The seed that had been sown began to germinate, with help from her school principal, a strong-willed woman who made every effort to ensure her students had the same opportunities as the boys. As a teenager, Mirzakhani took part in international mathematics olympiads and won gold medals in 1994 and in 1995. In the first, in Hong Kong, she dropped a single point. At the latter, in Toronto, she finished with a perfect score.

Later, as a student at Sharif University, she befriended inspiring mathematicians and found that the more time she spent on the subject, the more excited she became. Then, at Harvard, she began to work with another Fields medallist, Curt McMullen, and became fascinated with how he made mathematics so simple and elegant.

Most of the problems Mirzakhani works on involve geometric structures on surfaces and their deformations. She has a particular interest in hyperbolic planes, which can look like the edges of curly kale leaves, butmay be easier to crochet than explain. According to a citation released by the International Mathematical Union, Marzakhani won the prize for her “outstanding contributions to the dynamics and geometry of Riemann surfaces and their moduli spaces”.

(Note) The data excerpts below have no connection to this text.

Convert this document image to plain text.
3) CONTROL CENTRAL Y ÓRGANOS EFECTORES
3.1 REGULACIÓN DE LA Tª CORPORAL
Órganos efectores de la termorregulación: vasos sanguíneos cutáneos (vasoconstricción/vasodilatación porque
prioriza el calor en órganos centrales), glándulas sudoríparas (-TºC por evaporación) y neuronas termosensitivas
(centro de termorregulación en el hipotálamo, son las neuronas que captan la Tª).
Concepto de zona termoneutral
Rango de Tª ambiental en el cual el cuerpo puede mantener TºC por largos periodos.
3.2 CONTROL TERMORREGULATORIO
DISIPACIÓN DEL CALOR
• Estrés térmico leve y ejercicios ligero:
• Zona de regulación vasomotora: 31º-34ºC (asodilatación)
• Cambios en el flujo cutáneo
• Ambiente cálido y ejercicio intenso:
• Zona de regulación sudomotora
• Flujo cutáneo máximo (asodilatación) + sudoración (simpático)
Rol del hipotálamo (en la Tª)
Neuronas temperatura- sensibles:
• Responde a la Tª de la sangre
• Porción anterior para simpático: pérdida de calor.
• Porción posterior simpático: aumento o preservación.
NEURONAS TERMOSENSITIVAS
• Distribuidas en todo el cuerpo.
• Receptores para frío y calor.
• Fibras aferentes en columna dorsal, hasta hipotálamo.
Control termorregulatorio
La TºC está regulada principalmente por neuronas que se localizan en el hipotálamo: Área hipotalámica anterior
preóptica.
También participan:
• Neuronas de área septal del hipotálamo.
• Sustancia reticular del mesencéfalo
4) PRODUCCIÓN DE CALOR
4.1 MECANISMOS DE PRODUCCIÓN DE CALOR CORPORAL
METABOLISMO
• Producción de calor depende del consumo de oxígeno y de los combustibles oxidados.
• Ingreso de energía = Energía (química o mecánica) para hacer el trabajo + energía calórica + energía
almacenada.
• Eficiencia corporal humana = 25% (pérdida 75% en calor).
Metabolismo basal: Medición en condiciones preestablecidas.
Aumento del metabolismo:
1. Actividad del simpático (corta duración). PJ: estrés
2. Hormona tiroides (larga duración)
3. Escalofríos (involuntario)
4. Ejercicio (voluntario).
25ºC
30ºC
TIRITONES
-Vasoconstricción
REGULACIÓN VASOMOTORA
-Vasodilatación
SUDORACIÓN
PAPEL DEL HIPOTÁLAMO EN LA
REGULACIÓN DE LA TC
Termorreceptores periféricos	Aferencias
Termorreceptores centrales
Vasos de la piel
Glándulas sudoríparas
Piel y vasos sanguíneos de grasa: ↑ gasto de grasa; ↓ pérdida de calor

Hairer won for his “outstanding contributions to the theory of stochastic partial differential equations”, which contain terms that are inherently random. At school, he created audio software that he marketed as “the Swiss army knife of sound editing”.

Avila was honoured for his “profound contributions to dynamical systems”. Bhargava won for “developing powerful new methods in the geometry of numbers”, including elliptic curves used in cryptography.

“The mathematics that has been the most applicable and important to society over the years has been the mathematics that scientists found while searching for beauty; and eventually all beautiful and elegant mathematics tends to find applications,” Bhargava told the Guardian.

Mirzakhani declined an interview, but she told Oxford University that while maths was not for everyone, many students did not give it a real chance. She did poorly at maths for several years at school because she was not interested in the subject. “I can see that without being excited mathematics can look pointless and cold. The beauty of mathematics only shows itself to more patient followers,” she said.

Speaking to the American Mathematical Society last year, she said the situation for women in mathematics was still far from ideal. “The social barriers for girls who are interested in mathematical sciences might not be lower now than they were when I grew up. And balancing career and family remains a big challenge. It makes most women face difficult decisions which usually compromise their work,” she said.

Frances Kirwan at Oxford University, one of Britain’s leading mathematicians, said: “Maths is a hugely rewarding subject, but sadly many children lose confidence very early and never reap those rewards. It has traditionally been regarded as a male preserve, though women are known to have contributed to its development for centuries – more than 16 centuries if we go back to Hypatia of Alexandria.

“In recent years around 40% of UK undergraduates studying maths have been women, but that proportion declines very rapidly when we look at the numbers progressing to PhDs and beyond. I hope that this award will inspire lots more girls and young women, in this country and around the world, to believe in their own abilities and aim to be the Fields medallists of the future.”